The issue Dwight had in L.A. was the same in Houston, and it would continue in Atlanta and Charlotte. He wanted more looks in the post, something that ran counter to how both coaches and players wanted to play at all of his post-Magic stops. In Atlanta, Lowe reported, teammates would be subject to Dwight’s speeches about unity, then watch him rotate listlessly on defense and demand more post touches. Despite his uptick in raw production and legitimate added value to the team, it was no different on the Hornets.
“In Charlotte, Dwight Howard was … Dwight Howard,” tweeted Yahoo Sports’ Chris Mannix. “Teammates and coaches occasionally rolled their eyes when he tried to take on leadership roles and demand more touches in the post.”
In 2016, after the Rockets became the victims of yet another messy exit—Dwight wouldn’t commit to opting in, effectively killing a trade before the deadline with the Bucks and leaving Houston empty-handed—the big man pled his case on TNT’s Inside the NBA.
“As a big, sometimes you want to feel a part of what’s going on.” He was speaking to sympathetic ears: Charles Barkley and Shaquille O’Neal, to whatever degree those two would sympathise with this generation of players. “I have to rely on my teammates in certain aspects to get the ball,” Dwight said.
Not being able to create for himself has always been the Achilles’ heel of the traditional center, never so much as in recent years. When offenses no longer demand touches in the post, there is no longer much of a supply of them. But as Howard Beck of Bleacher Report pointed out at the time, becoming the traditional post player was Dwight’s doing: “Somewhere along the way, Howard became convinced that he should play like an old-school center. He rejected D’Antoni’s pick-and-roll-heavy offense, though it suited him perfectly.”
The Hornets have elected to pay Mozgov $33 million over the next two seasons over a future Hall of Famer that averaged 16.6 points and 12.5 boards for them with one year and $24 million remaining on his contract. In Charlotte, Dwight once again refused the pick-and-roll that made him so good in Orlando—his screen-setting was “terrible” according to a source of The Charlotte Observer’s (the source could be my eyes, or Hawks fans the year prior), and his style didn’t connect with the team’s facilitators, like Nic Batum, whose “pick-and-roll game was at odds with the low-post isolation moves that Howard preferred.”
Ever since he left Orlando, Dwight’s refused to engage in what made his partnership with Stan Van Gundy such a successful one.
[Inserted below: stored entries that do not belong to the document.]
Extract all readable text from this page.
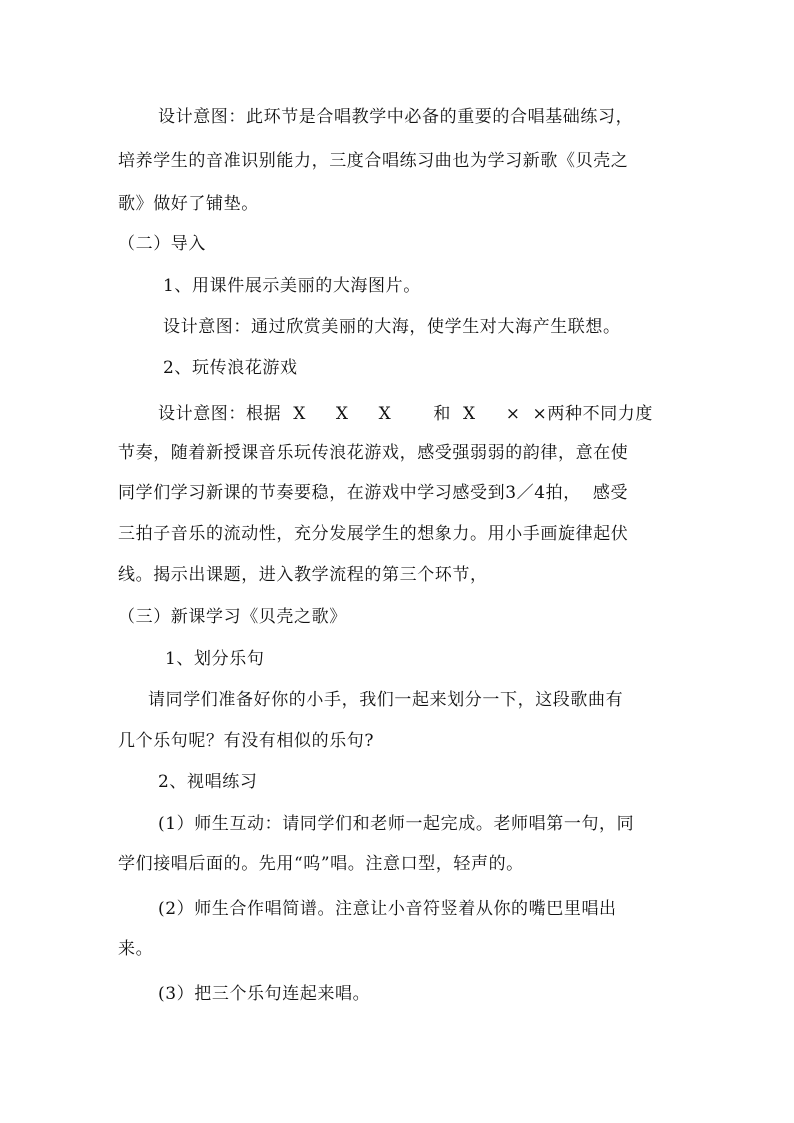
设计意图：此环节是合唱教学中必备的重要的合唱基础练习，
培养学生的音准识别能力，三度合唱练习曲也为学习新歌《贝壳之
歌》做好了铺垫。
（二）导入
1、用课件展示美丽的大海图片。
设计意图：通过欣赏美丽的大海，使学生对大海产生联想。
2、玩传浪花游戏
设计意图：根据  X     X     X       和  X     ×  ×两种不同力度
节奏，随着新授课音乐玩传浪花游戏，感受强弱弱的韵律，意在使
同学们学习新课的节奏要稳，在游戏中学习感受到3／4拍，  感受
三拍子音乐的流动性，充分发展学生的想象力。用小手画旋律起伏
线。揭示出课题，进入教学流程的第三个环节，
（三）新课学习《贝壳之歌》
1、划分乐句
请同学们准备好你的小手，我们一起来划分一下，这段歌曲有
几个乐句呢？有没有相似的乐句?
2、视唱练习
(1）师生互动：请同学们和老师一起完成。老师唱第一句，同
学们接唱后面的。先用“呜”唱。注意口型，轻声的。
(2）师生合作唱简谱。注意让小音符竖着从你的嘴巴里唱出
来。
(3）把三个乐句连起来唱。
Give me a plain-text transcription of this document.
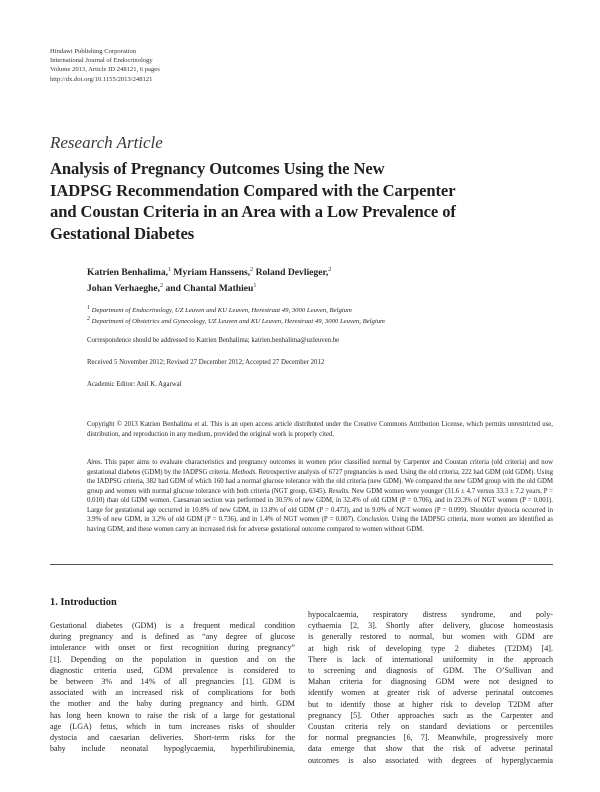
Hindawi Publishing Corporation
International Journal of Endocrinology
Volume 2013, Article ID 248121, 6 pages
http://dx.doi.org/10.1155/2013/248121
Research Article
Analysis of Pregnancy Outcomes Using the New
IADPSG Recommendation Compared with the Carpenter
and Coustan Criteria in an Area with a Low Prevalence of
Gestational Diabetes
Katrien Benhalima,$^1$ Myriam Hanssens,$^2$ Roland Devlieger,$^2$
Johan Verhaeghe,$^2$ and Chantal Mathieu$^1$
$^1$ Department of Endocrinology, UZ Leuven and KU Leuven, Herestraat 49, 3000 Leuven, Belgium
$^2$ Department of Obstetrics and Gynecology, UZ Leuven and KU Leuven, Herestraat 49, 3000 Leuven, Belgium
Correspondence should be addressed to Katrien Benhalima; katrien.benhalima@uzleuven.be
Received 5 November 2012; Revised 27 December 2012; Accepted 27 December 2012
Academic Editor: Anil K. Agarwal
Copyright © 2013 Katrien Benhalima et al. This is an open access article distributed under the Creative Commons Attribution License, which permits unrestricted use, distribution, and reproduction in any medium, provided the original work is properly cited.
Aims. This paper aims to evaluate characteristics and pregnancy outcomes in women prior classified normal by Carpenter and Coustan criteria (old criteria) and now gestational diabetes (GDM) by the IADPSG criteria. Methods. Retrospective analysis of 6727 pregnancies is used. Using the old criteria, 222 had GDM (old GDM). Using the IADPSG criteria, 382 had GDM of which 160 had a normal glucose tolerance with the old criteria (new GDM). We compared the new GDM group with the old GDM group and women with normal glucose tolerance with both criteria (NGT group, 6345). Results. New GDM women were younger (31.6 ± 4.7 versus 33.3 ± 7.2 years, P = 0.010) than old GDM women. Caesarean section was performed in 30.5% of new GDM, in 32.4% of old GDM (P = 0.706), and in 23.3% of NGT women (P = 0.001). Large for gestational age occurred in 10.8% of new GDM, in 13.8% of old GDM (P = 0.473), and in 9.0% of NGT women (P = 0.099). Shoulder dystocia occurred in 3.9% of new GDM, in 3.2% of old GDM (P = 0.736), and in 1.4% of NGT women (P = 0.007). Conclusion. Using the IADPSG criteria, more women are identified as having GDM, and these women carry an increased risk for adverse gestational outcome compared to women without GDM.
1. Introduction
Gestational diabetes (GDM) is a frequent medical condition
during pregnancy and is defined as “any degree of glucose
intolerance with onset or first recognition during pregnancy”
[1]. Depending on the population in question and on the
diagnostic criteria used, GDM prevalence is considered to
be between 3% and 14% of all pregnancies [1]. GDM is
associated with an increased risk of complications for both
the mother and the baby during pregnancy and birth. GDM
has long been known to raise the risk of a large for gestational
age (LGA) fetus, which in turn increases risks of shoulder
dystocia and caesarian deliveries. Short-term risks for the
baby include neonatal hypoglycaemia, hyperbilirubinemia,
hypocalcaemia, respiratory distress syndrome, and poly-
cythaemia [2, 3]. Shortly after delivery, glucose homeostasis
is generally restored to normal, but women with GDM are
at high risk of developing type 2 diabetes (T2DM) [4].
There is lack of international uniformity in the approach
to screening and diagnosis of GDM. The O’Sullivan and
Mahan criteria for diagnosing GDM were not designed to
identify women at greater risk of adverse perinatal outcomes
but to identify those at higher risk to develop T2DM after
pregnancy [5]. Other approaches such as the Carpenter and
Coustan criteria rely on standard deviations or percentiles
for normal pregnancies [6, 7]. Meanwhile, progressively more
data emerge that show that the risk of adverse perinatal
outcomes is also associated with degrees of hyperglycaemia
He’s not the ever-mobile tool on offense that he once was, but because of a decline in athleticism. The game is lapping other centers his age, while Dwight is jogging backwards.
“Why do you think people don’t like you?” Barkley asked on that Inside the NBA appearance in 2016.
It was a question ’09 Dwight probably never expected to be on the answering end of. His career didn’t fall off because he could no longer rebound or defend or because of a devastating injury. It fell off because he wants more than any team will give him. Brooklyn is Dwight’s fifth “second chance” to correct the path he’s been headed down: becoming the punch line he’s spent his career trying to nail.